Change owner and group to www-data
/www-data
.
$ sudo chown -R www-data:www-data /srv/archivebox
Ensure that application can store data in output
directory.
$ sudo chmod 770 /srv/archivebox/output
Web-server configuration
Install nginx
web-server.
$ sudo apt install nginx
Disable default configuration.
$ sudo unlink /etc/nginx/sites-enabled/default
Create /etc/nginx/sites-available/archivebox
configuration file.
server { listen 80; server_name _; root /srv/archivebox/output/; index index.html; location / { try_files $uri $uri/ =404; } location /archive/ { autoindex on; } }
Enable this specific configuration.
$ sudo ln -s /etc/nginx/sites-available/archivebox /etc/nginx/sites-enabled/
Reload nginx
service.
$ sudo systemctl reload nginx
Archive URL
Finally, use the following code snippet to archive specific URL.
$ URL="http://lwn.net"; sudo -u www-data bash -c "cd /srv/archivebox/; set -a; source etc/ArchiveBox.conf; echo $URL | /srv/archivebox/archive"

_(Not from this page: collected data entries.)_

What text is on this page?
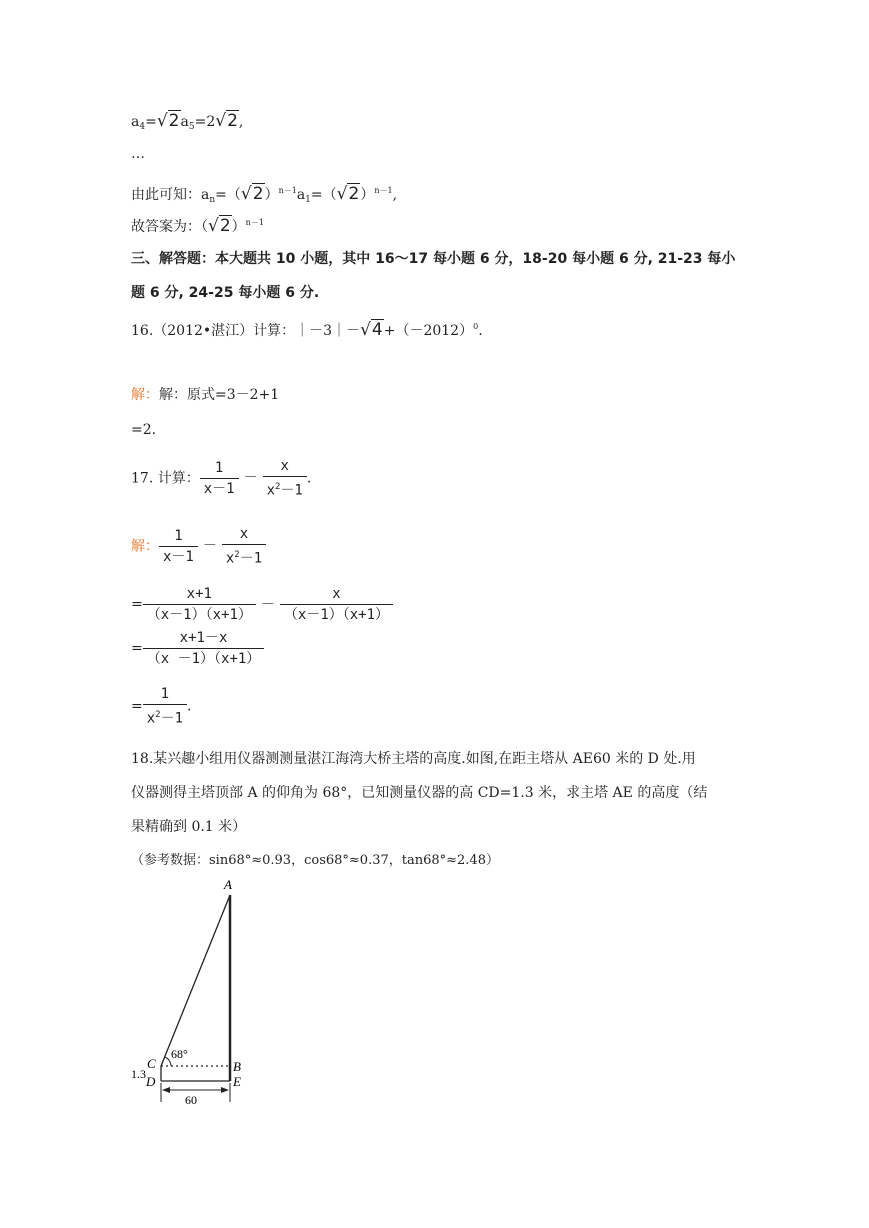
$a_4=√2a_5=2√2$,
…
由此可知：$a_n=(√2)^{n-1}a_1=(√2)^{n-1}$,
故答案为：$(√2)^{n-1}$
三、解答题：本大题共 10 小题，其中 16～17 每小题 6 分，18-20 每小题 6 分, 21-23 每小
题 6 分, 24-25 每小题 6 分.
16.（2012•湛江）计算：$|-3|-√4+(-2012)^0$.
解：解：原式=3－2+1
=2.
17. 计算： $\frac{1}{x-1} - \frac{x}{x^2-1}$ .
解： $\frac{1}{x-1} - \frac{x}{x^2-1}$
= $\frac{x+1}{(x-1)(x+1)} - \frac{x}{(x-1)(x+1)}$
= $\frac{x+1-x}{(x -1)(x+1)}$
= $\frac{1}{x^2-1}$ .
18.某兴趣小组用仪器测测量湛江海湾大桥主塔的高度.如图,在距主塔从 AE60 米的 D 处.用
仪器测得主塔顶部 A 的仰角为 68°，已知测量仪器的高 CD=1.3 米，求主塔 AE 的高度（结
果精确到 0.1 米）
（参考数据：sin68°≈0.93，cos68°≈0.37，tan68°≈2.48）
A
B
C
D	E
68°
1.3
60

[*] [2019-06-16 21:35:13] Parsing new links from output/sources/stdin-1560720913.txt... > Adding 1 new links to index (parsed import as Plain Text) [*] [2019-06-16 21:35:13] Saving main index files... √ output/index.json √ output/index.html [▶] [2019-06-16 21:35:13] Updating content for 1 pages in archive... [+] [2019-06-16 21:35:13] "http://lwn.net" http://lwn.net > output/archive/1560720913 > title > favicon > wget > pdf > screenshot > dom > archive_org [√] [2019-06-16 21:35:32] Update of 1 pages complete (19.55 sec) - 0 links skipped - 1 links updated - 0 links had errors To view your archive, open: output/index.html [*] [2019-06-16 21:35:32] Saving main index files... √ output/index.json √ output/index.html
This can be more or less complicated, you will see next week why I am using this particular way to perform archiving process.
Additional notes
Do not forget to create and configure SSL certificate.